I’m glad that I look good in tweed coats.  It’d be a pity if I didn’t as they seem to be part of my daily English uniform.  Ditto herringbone scarves.  Ditto cashmere knee socks.  Ditto my mother’s vintage Superga Wellies.  Still, I yearn for a little warmth come spring.  Especially when the rest of the world entire seems to be bursting with blossoms and basking in the sun.

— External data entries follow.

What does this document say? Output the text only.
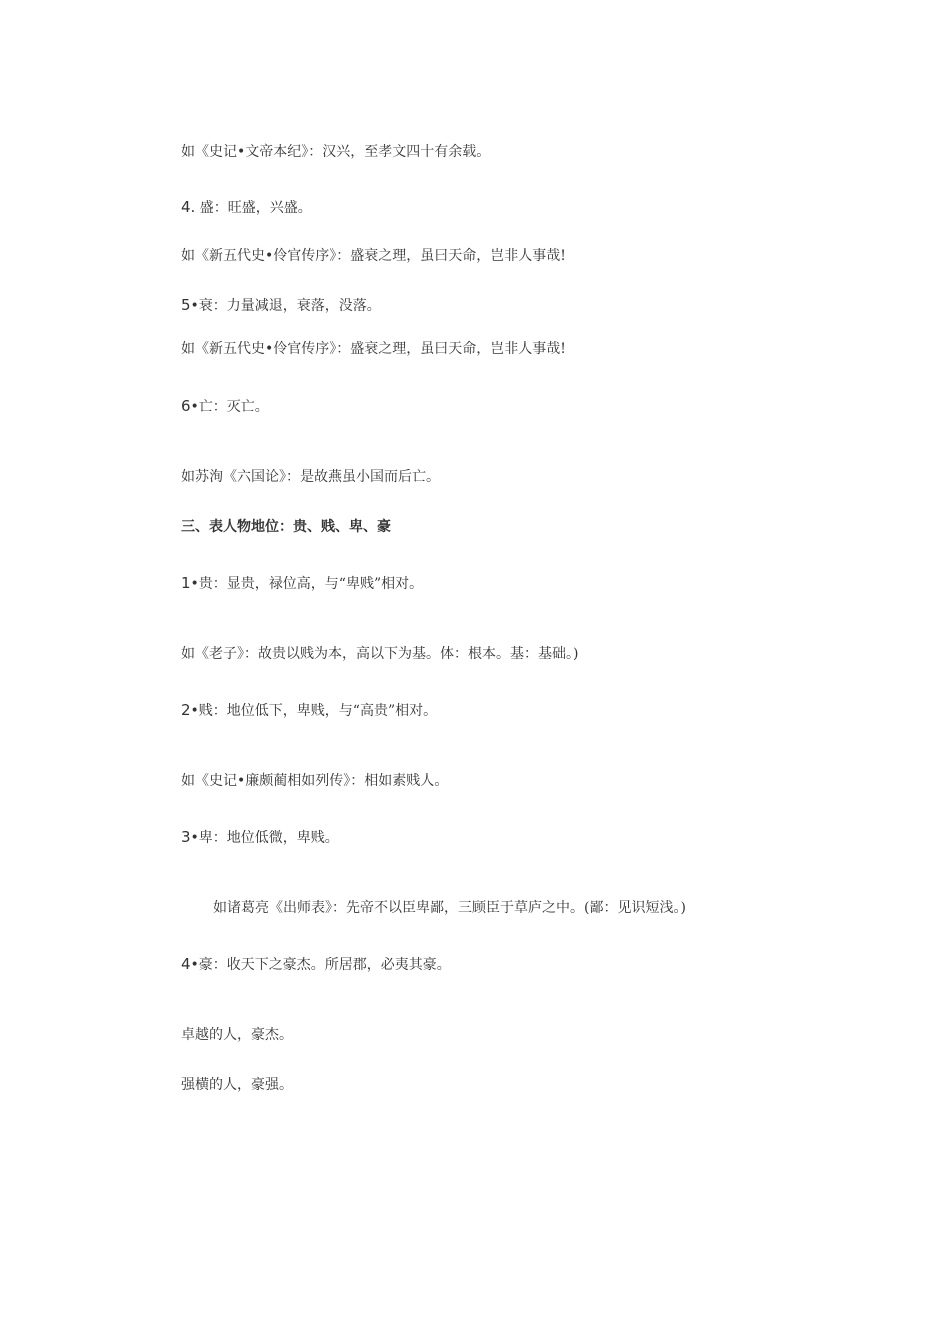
如《史记•文帝本纪》：汉兴，至孝文四十有余载。
4. 盛：旺盛，兴盛。
如《新五代史•伶官传序》：盛衰之理，虽曰天命，岂非人事哉!
5•衰：力量减退，衰落，没落。
如《新五代史•伶官传序》：盛衰之理，虽曰天命，岂非人事哉!
6•亡：灭亡。
如苏洵《六国论》：是故燕虽小国而后亡。
三、表人物地位：贵、贱、卑、豪
1•贵：显贵，禄位高，与“卑贱”相对。
如《老子》：故贵以贱为本，高以下为基。体：根本。基：基础。)
2•贱：地位低下，卑贱，与“高贵”相对。
如《史记•廉颇蔺相如列传》：相如素贱人。
3•卑：地位低微，卑贱。
如诸葛亮《出师表》：先帝不以臣卑鄙，三顾臣于草庐之中。(鄙：见识短浅。)
4•豪：收天下之豪杰。所居郡，必夷其豪。
卓越的人，豪杰。
强横的人，豪强。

This is when I pull out my curry recipe for a little heat.  What the English sun fails to provide outdoors, my culinary skills can make up for inside.  Ginger, chilies, and Indian spices can do wonders for increasing body temperature (and metabolic rate I might add).  Until the sun comes out for both me and the Casa Blanca lilies I recently planted , I’ll be making lots of this.  If you live in the U.K., maybe you will too.  Keeping warm never tasted so good and colonial.

Ingredients:

380 grams/0.837 pounds mini chicken breast fillets

2 tablespoons garam masala

1 tablespoon tumeric

1 teaspoon cumin

1/2 teaspoon cinnamon

1/2 teaspoon hot smoked paprika

1/4 teaspoon chili powder

2 teaspoons salt

2 small onions, sliced into thin rounds

2 sweet red peppers, sliced into thin rounds

4 roughly chopped cloves of garlic

1/4 cup freshly grated ginger

1 minced chili pepper

1 Knorr chicken bouillon cube

1 can coconut milk

vegetable oil

Method:  

Mix all the dry spices together in a large bowl.  Next, add the chicken pieces.  Roll them around in the spice mixture until uniformly coated.  Really rub the flavor into each piece.  Cover the bowl of dry rubbed chicken pieces and refrigerate for as long as you can.  Ideally, overnight.  If you’re pressed for time, three hours will do.

Heat a large skillet with about 2 tablespoons of oil in it.  Caramelize the onions and peppers over medium/low heat.  In the last 30 seconds before you take them off the heat, add the garlic and ginger.  Stir to prevent sticking.  Transfer the contents of your skillet to a large sauce pot.

Now, brown your chicken pieces in the skillet.  When they’re done, transfer them to the sauce pot with everything else.  Crumble the bouillon cube into the mix.  Mix everything with a wooden spoon and break your chicken pieces into smaller bits.  They should look roughly shredded.  Finally, add the chili pepper and coconut milk.  Set everything to simmer for about 30 minutes.  Stir often.

Serve with basmati rice.

I don’t intend to make pairing suggestions but I have to say that last night, my husband and I had this with a 2002 Karthäuserhof Eitelsbacher Karthäuserhofberg Riesling Spätlese and it was a perfect combination.  The wine smelled sweet like honey, but the sugar was not overpowering.  It was really well balanced and complimented the spiciness of the curry.  Also it had the freshness of peaches and crispness of apples.  I highly recommend it.